In December, the $200/month Pro plan was made available; within a month, Sam Altman admitted in a post on X that the company was losing money on the Pro subscriptions. It turned out that the people were using the Pro perks more than the company had expected. Now, OpenAI has not disclosed the number of Pro subscriptions or how much the services included in the plan actually cost them. So, how much is OpenAI profiting from paid subscriptions?
In November, The Information revealed that ChatGPT had roughly 35 million paying subscribers over the summer. Citing internal sources, it wrote that the company planned to increase this figure to 220 million by 2030. Just for reference, Spotify reported having 281 million premium subscribers globally as of the third quarter of 2025; Netflix had around 300 million paid members at the end of 2024. This suggests OpenAI’s ambitions stretch way beyond its already dominant position on the market – it clearly aims to transform ChatGPT from a powerful niche tool into a mass-market subscription service on par with the world’s biggest consumer platforms.
The reported 35 million paid subscribers include users across various subscription tiers, such as the consumer-focused ‘Plus’ plan (typically $20/month) and the business-focused ‘Pro’ ($200/month), ‘Enterprise’ (up to $60/month), ‘Team’ ($25/month), and ‘Edu’ (up to $50) plans.

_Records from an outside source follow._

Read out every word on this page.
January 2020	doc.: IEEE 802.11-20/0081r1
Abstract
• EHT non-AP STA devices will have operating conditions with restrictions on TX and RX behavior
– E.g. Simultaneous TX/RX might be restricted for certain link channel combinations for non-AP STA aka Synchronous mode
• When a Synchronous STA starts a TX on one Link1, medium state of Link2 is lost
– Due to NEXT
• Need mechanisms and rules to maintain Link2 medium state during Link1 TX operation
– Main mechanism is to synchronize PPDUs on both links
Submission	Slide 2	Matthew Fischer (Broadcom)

Based on past statistics, we can make some rough estimates of how many users pay for what exactly. Here is a breakdown of what OpenAI might be making from paid subscriptions as of December 2025:
- 1 million Enterprise users paying $60/month
- 2 million Team users paying $25/month
- 1 million Pro users paying $200/month
- 500 thousand Edu members paying $50/month
- 30.5 million Plus users paying $20/month
This means that the company could make around $955 million from paid subscriptions every month or around $11.46 billion per year. To put things in perspective, this is nearly 5 times the estimated annual electricity costs from processing user queries. The annual energy costs ($2.42 billion) could easily be covered with less than three months’ worth of revenue. These are, of course, rough estimations based on publicly available information; not much has been confirmed by the company, however.
Bear in mind that the estimations for the number of paying subscribers are quite conservative, including for the Pro users. The electricity costs, on the other hand, are likely much lower if the company uses its own renewable energy sources such as photovoltaics and uses electricity from the grid at preferential rates (which it almost certainly does).
Methodology
To estimate the number of queries ChatGPT handles each week and the cost of these operations, the team at BestBrokers based the calculations off of recent reports, including by Sam Altman, who said that ChatGPT had already reached 800 million weekly active users (WAU), while the AI model was processing roughly 2.5 billion prompts per day. By December, media reports, including TechCrunch, referred to a slightly higher number – around 810 WAUs.
With these figures in hand, we calculated the daily electricity consumption of ChatGPT by multiplying the total number of queries by the estimated energy usage per prompt, which is 18.9 Wh, according to the University of Rhode Island’s AI lab. From there, we extrapolated the energy consumption on a monthly and yearly basis. To determine the associated costs of this electricity usage, we applied the average U.S. commercial electricity rate of $0.141 per kWh as of September 2025.